Es ging einen kurzen, schmalen Weg hinunter, dann brach der Wagen auf eine helle, magische Lichtung durch, und die Kapelle erhob sich und befahl die Andacht aller, die sich ihr näherten.

Jimmy atmete ein. Sie war eine Schönheit. Wie die, die ihn dazu inspiriert hatte.

Ihre Steinmauern und das verwitterte Fachwerk wirkten majestätisch. Die Kapelle schien durch die Kuppel das Licht förmlich zu trinken, das sie dann durch die Fenster wieder ausströmen ließ. Die Buchen und Schwarzpappeln streckten reichbelaubte Äste über das Schindeldach der Kapelle und schufen ein Dickicht, das Sicherheit und Frieden ausstrahlte.

Jimmy brachte das Auto auf dem dicken Teppich der Spätsommerwiese zum Stehen, stieg aus und schloss vorsichtig die Tür. „Hallo, alte Freundin“, sagte er, und in seiner Stimme lag viel Gefühl.

Eine Brise strich durch die Bäume und wand sich im Gras, als wollte sie antworten: Und ich grüße dich, alter Freund.

Seine Stiefelabsätze knirschten auf dem Schotter, als er zu dem betonierten Weg hinüberging – der letzte Schliff, den er der Kapelle vor dreißig Jahren verpasst hatte. Er war immer etwa einmal im Jahr hergekommen, um sich zu versichern, dass sie ganz und unversehrt war.

Aber dann war aus einem Jahr zwei geworden und aus zweien drei … Jetzt schätzte Jimmy, dass er etwa sechs oder sieben Jahre nicht mehr hier gewesen war. Und wenn er kam, dann nur, um mal kurz nach dem Rechten sehen. Er hatte Andrew Votava eingestellt, um das Gelände in Ordnung zu halten. Aber sonst …

Jetzt bereute er seine Abwesenheit, wo sie doch mit der Zeit noch schöner geworden war.

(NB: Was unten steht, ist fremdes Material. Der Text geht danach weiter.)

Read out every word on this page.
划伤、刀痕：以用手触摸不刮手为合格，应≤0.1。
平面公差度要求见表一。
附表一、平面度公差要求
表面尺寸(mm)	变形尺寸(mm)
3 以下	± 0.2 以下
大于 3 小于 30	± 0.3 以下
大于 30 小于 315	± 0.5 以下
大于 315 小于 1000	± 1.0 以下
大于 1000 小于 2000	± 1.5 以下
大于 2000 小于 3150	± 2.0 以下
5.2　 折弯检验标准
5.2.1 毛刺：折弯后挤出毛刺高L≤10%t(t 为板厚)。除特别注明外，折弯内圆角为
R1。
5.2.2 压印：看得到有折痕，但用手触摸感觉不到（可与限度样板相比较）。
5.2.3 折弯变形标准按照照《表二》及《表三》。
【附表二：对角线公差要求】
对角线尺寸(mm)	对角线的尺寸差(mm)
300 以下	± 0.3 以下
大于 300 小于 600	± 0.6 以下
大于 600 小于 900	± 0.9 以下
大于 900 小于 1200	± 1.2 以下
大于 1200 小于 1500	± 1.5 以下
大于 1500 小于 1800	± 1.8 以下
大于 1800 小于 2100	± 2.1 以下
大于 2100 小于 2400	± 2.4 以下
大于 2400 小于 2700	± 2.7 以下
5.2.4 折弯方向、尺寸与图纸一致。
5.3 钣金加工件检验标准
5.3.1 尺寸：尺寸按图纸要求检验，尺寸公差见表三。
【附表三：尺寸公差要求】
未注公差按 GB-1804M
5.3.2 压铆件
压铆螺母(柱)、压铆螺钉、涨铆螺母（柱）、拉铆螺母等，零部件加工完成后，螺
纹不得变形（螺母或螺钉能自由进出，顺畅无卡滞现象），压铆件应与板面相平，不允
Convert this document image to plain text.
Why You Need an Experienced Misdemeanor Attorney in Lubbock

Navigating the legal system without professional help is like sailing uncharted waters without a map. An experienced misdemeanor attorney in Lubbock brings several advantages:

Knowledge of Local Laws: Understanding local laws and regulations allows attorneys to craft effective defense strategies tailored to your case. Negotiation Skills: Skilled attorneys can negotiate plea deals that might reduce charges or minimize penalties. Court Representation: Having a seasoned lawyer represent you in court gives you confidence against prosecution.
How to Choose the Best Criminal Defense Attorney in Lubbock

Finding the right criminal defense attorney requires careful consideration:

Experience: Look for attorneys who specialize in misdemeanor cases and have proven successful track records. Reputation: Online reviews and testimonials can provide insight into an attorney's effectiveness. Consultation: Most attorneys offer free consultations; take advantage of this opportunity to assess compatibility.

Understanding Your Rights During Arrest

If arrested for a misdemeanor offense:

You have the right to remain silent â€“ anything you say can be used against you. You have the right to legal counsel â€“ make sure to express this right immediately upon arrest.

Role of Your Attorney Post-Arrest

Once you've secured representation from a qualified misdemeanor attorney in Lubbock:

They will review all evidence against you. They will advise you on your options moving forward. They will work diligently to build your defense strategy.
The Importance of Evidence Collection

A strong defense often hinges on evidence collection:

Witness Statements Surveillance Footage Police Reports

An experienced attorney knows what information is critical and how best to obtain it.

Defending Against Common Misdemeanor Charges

Er trat in den winzigen Säulengang und legte die Hand auf den sonnengewärmten grauen Stein.

Sie war ein Teil von ihm, diese Kapelle. Hier hatte er seinen Schweiß, seine Tränen und sein Herz gelassen. Und sie mit der Zeit begraben.

Es hatte eine Zeit gegeben, in der er die Kapelle als ein Mahnmal seiner Trauer betrachtet hatte. Er hatte vorgehabt, sie bis auf den Grund abzubrennen, bevor Daddy eingeschritten war.

„Beende, was du begonnen hast. Schließe deinen Frieden damit, Sohn.“

Er hatte den Bau beendet, aber Frieden damit hatte er nie geschlossen. Nein, jahrelang hatte er sich an der Wut festgeklammert und die Bitterkeit gefüttert wie einen hungrigen Bären. Bis er eines Tages aufwachte, in den Spiegel schaute und entdeckte, dass er der Mann geworden war, der er niemals hatte sein wollen; dass er noch nicht einmal versucht hatte, der Mann zu werden, von dem er geträumt hatte.